Professor David RePass thinks we have too many "phantom filibusters." As a consequence, there is a de facto sixty-vote requirement for passing legislation in the Senate. While I disagree with Professor RePass' claim that the "phantom filibuster" is "unconstitutional" -- the Senate clearly has the authority to set its own internal rules -- I do think that "real" filibusters, in which the minority has to take the floor to prolong debate and stave off a vote, are preferable to the current practice. So where was Prof. RePass when "phantom filibusters" were used against President Bush's judicial nominees?
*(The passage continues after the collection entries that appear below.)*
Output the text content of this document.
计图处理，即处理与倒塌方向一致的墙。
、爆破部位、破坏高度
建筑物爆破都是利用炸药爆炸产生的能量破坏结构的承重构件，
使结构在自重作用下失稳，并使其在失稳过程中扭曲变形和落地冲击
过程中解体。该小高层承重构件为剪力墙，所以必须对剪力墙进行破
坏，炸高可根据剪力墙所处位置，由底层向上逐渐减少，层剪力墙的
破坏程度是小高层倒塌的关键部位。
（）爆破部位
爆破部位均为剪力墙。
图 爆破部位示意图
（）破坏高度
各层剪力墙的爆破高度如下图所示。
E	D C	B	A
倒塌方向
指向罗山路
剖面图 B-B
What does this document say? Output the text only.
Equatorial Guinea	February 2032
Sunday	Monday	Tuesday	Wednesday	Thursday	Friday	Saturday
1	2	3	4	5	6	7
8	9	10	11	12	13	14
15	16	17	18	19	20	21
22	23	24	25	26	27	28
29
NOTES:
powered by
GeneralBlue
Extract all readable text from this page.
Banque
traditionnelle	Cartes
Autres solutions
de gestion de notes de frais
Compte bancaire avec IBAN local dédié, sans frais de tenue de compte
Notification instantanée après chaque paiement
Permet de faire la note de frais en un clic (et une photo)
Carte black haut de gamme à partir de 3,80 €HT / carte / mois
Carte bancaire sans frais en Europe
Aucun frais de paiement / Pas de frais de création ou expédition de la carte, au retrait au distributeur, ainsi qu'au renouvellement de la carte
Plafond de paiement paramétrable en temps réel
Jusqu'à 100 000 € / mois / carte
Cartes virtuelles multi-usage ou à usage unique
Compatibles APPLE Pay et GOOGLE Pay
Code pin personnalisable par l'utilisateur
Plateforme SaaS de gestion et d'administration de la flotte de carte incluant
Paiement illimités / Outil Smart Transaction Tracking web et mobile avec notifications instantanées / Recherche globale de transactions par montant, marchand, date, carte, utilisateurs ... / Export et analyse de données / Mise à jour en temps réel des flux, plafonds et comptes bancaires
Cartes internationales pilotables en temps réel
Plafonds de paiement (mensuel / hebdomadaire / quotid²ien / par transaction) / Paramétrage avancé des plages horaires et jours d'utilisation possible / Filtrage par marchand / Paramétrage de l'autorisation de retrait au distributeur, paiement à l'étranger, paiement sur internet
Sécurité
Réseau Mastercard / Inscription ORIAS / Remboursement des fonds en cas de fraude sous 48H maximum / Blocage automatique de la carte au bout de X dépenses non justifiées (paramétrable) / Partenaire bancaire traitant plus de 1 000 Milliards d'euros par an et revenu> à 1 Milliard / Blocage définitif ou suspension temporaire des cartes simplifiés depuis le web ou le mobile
In response to my post below, David Repass comments:
Jonathan Adler asks me (rhetorically) “Where was Prof. RePass when ‘phantom filibusters’ were used against President Bush’s judicial nominees?” My answer is: in the same place as I am now. It’s just that I didn’t try to get my view published in The New York Times back then, but I did teach it to students in my courses. My view then (as now) is that the majority leader should let filibusters – real filibusters – take place. If the minority is so intensely concerned about something that they are willing to mount a filibuster, then let them take the Senate floor and state their case. If Democrats were so concerned about certain Bush judicial appointments, then Bill Frist should have let them risk public opprobrium for holding up Senate business with a filibuster.
It is clearly unconstitutional for any majority leader to require 60 senators to support every controversial piece of legislation before it can even be debated. This fundamentally changes the Constitution and is not simply a procedural matter.